Voir l'originalRépondre0
ser_ngmi
· 01-11 21:47
torn, même lorsqu'il est bloqué, n'a pas peur. C'est vraiment la victoire de "code is law". Peu importe comment la régulation s'agite, elle ne peut pas changer la réalité de la technologie elle-même.
Voir l'originalRépondre0
ParanoiaKing
· 01-11 21:44
Ces personnes de la régulation sont vraiment trop naïves, même si elles ont mis en liste noire, elles continuent de fuir... Cela montre que le code n'est que du code, peu importe comment tu te débrouilles.
Voir l'originalRépondre0
GmGmNoGn
· 01-11 21:38
Les listes noires ne peuvent pas tout bloquer, c'est ça la véritable décentralisation
---
Le principe du code comme loi devrait être largement répandu depuis longtemps, la régulation est une perte de temps
---
Cette vague de TORN est directement une leçon magistrale, la robustesse technique est là
---
Tu veux bannir le code ? Euh... ce n'est pas reconnaître que tu as perdu ?
---
Une infrastructure de confidentialité aussi solide ? 2.5 milliards de trafic tout ça pour rien
---
Ce jugement du tribunal est définitif, enfin quelqu'un a compris la différence
---
Le problème, c'est que après, ils vont commencer à s'attaquer aux développeurs...
---
Une fois que les protocoles open source sont lancés, personne ne peut les contrôler, c'est inévitable
---
Un protocole de confidentialité indestructible, combien de régulateurs doivent être désespérés ?
Les protocoles de confidentialité continuent de surprendre les régulateurs. TORN a traité plus de 2,5 milliards de dollars en volume ETH jusqu'en 2025, malgré avoir été inscrit sur la liste noire de l'OFAC en 2022 en raison de préoccupations concernant ~$7B dans une activité présumée. Le protocole n'a jamais cessé de fonctionner.
Ce qui est frappant, ce n'est pas seulement le flux de transactions — c'est ce que des projets comme IMX et les systèmes de preuve à zéro connaissance continuent de démontrer : l'infrastructure de confidentialité est devenue techniquement résiliente face à la pression extérieure. Le code fonctionne, point.
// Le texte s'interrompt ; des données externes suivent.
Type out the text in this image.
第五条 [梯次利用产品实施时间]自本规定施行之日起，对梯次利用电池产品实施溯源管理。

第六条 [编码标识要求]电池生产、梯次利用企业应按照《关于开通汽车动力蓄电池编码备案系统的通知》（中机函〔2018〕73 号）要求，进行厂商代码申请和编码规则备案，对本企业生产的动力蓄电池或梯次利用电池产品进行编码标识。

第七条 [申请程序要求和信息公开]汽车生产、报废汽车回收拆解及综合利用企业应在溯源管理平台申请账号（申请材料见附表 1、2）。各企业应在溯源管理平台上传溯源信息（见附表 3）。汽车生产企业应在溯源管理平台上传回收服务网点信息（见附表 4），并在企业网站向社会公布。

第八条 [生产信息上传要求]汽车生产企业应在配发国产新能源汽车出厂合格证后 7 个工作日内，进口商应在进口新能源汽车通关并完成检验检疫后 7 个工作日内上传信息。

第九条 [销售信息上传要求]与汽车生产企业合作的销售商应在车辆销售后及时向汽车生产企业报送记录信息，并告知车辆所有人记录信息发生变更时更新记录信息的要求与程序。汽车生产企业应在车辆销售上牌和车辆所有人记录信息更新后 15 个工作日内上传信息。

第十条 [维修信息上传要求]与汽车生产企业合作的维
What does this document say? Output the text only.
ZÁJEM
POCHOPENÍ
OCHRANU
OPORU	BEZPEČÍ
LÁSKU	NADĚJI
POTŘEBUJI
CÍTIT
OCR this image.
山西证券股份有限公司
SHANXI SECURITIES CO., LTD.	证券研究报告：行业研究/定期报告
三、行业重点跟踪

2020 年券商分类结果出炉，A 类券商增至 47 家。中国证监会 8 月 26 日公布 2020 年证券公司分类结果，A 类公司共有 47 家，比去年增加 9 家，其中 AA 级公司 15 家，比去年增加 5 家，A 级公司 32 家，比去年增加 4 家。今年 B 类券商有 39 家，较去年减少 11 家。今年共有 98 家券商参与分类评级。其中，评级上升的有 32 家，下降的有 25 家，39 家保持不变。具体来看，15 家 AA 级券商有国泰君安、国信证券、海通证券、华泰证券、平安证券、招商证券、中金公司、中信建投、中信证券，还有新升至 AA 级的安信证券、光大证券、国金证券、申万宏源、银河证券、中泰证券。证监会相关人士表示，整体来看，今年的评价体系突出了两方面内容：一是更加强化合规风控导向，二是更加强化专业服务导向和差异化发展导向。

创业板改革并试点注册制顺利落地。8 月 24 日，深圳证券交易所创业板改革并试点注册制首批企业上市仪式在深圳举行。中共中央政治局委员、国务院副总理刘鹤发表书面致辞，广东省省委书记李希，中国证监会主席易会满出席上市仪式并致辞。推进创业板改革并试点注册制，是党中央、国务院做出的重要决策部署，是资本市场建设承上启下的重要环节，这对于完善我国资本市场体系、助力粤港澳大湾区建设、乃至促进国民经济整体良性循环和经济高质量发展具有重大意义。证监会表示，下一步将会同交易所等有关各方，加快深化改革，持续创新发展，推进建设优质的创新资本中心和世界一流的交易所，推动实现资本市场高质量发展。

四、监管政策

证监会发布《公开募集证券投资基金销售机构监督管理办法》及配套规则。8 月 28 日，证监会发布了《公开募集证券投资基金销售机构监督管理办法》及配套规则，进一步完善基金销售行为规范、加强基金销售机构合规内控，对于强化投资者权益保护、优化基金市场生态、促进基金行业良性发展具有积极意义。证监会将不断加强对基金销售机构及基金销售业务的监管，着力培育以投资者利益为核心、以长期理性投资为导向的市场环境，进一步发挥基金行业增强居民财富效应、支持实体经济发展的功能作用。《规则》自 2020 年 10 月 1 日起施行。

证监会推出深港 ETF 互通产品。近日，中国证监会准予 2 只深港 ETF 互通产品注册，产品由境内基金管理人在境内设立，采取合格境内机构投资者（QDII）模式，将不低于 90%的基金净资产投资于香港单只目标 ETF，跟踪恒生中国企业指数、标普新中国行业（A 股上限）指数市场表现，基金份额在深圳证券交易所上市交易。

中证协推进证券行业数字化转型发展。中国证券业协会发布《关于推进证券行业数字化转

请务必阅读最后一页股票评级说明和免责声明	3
Puis est venu l'angle juridique. Un tribunal a récemment statué quelque chose que les défenseurs de la cryptographie argumentaient depuis des années : le code lui-même ne peut pas être sanctionné. C'est un logiciel. C'est un précédent significatif pour la façon dont les juridictions pourraient éventuellement traiter les outils de confidentialité open-source et les développeurs qui les créent.
La conclusion ? La vérité est désormais connue sur la technologie de confidentialité. Tenter de tuer le concept légalement ne fait que souligner à quel point il est profondément enraciné dans l'écosystème.